Hamburg. Mädchen aus Lurup verschwand vor 18 Jahren. Polizei nimmt Fall nach Hinweisen auf Verbindung des NSU zu Kindermorden wieder auf.
Am 27. Januar 1999 verschwand im Stadtteil Lurup die damals zehn Jahre alte Hilal Ercan. Es ist der größte Vermisstenfall der Nachkriegsgeschichte für die Hamburger Polizei. Jetzt ist wieder Bewegung in die Ermittlungen gekommen. Im Zusammenhang mit dem Fund von kinderpornografischem Material auf Computern von Mitgliedern des Nationalsozialistischen Untergrunds (NSU) und dem Fund von DNA des Neonazis und NSU-Terroristen Uwe Böhnhardt am Fundort der 2001 verschwunden und ermordeten Peggy Knobloch, wird auch ein NSU-Zusammenhang im Fall Hilal Ercan geprüft.

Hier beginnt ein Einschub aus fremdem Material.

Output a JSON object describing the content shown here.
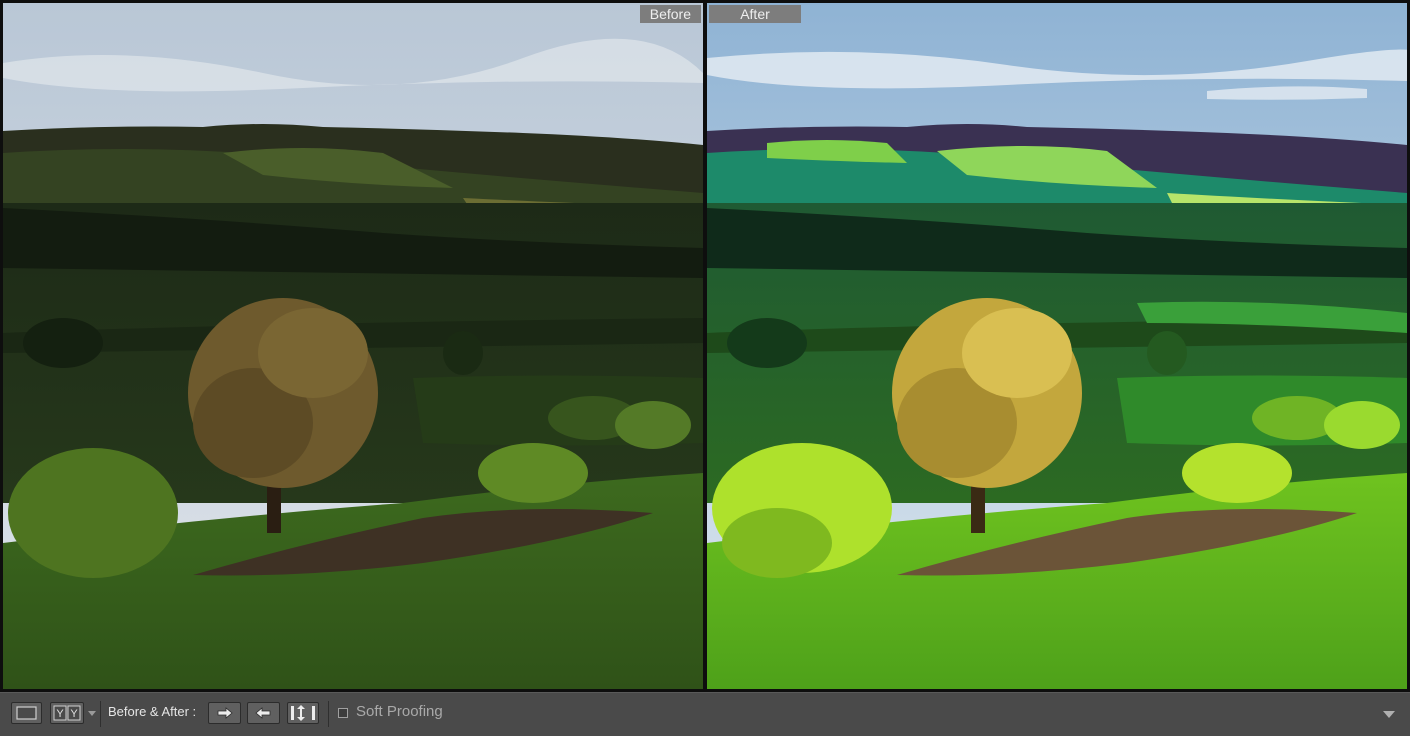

Gegenüber dem Abendblatt bestätigte die Polizei, dass sich Hamburger Ermittler aufgrund der Erkenntnisse im NSU-Prozess, die Akten zum Fall Hilal Ercan wieder vorgenommen haben. „Wir schauen schon, ob es Ansatzpunkte in diese Richtung gibt“, sagt Polizeisprecherin Heike Uhde. DNA-Proben von Hilal Ercan sind bereits lange in die Datenbank des Bundeskriminalamtes eingestellt. Auch sie werden zum Abgleich mit im Rahmen des Verfahrens gegen den NSU gefundenen Spuren herangezogen. Zudem, so Uhde, werden weitere Vermisstenfälle und Sexualdelikte an Kindern im Zusammenhang mit dem NSU überprüft.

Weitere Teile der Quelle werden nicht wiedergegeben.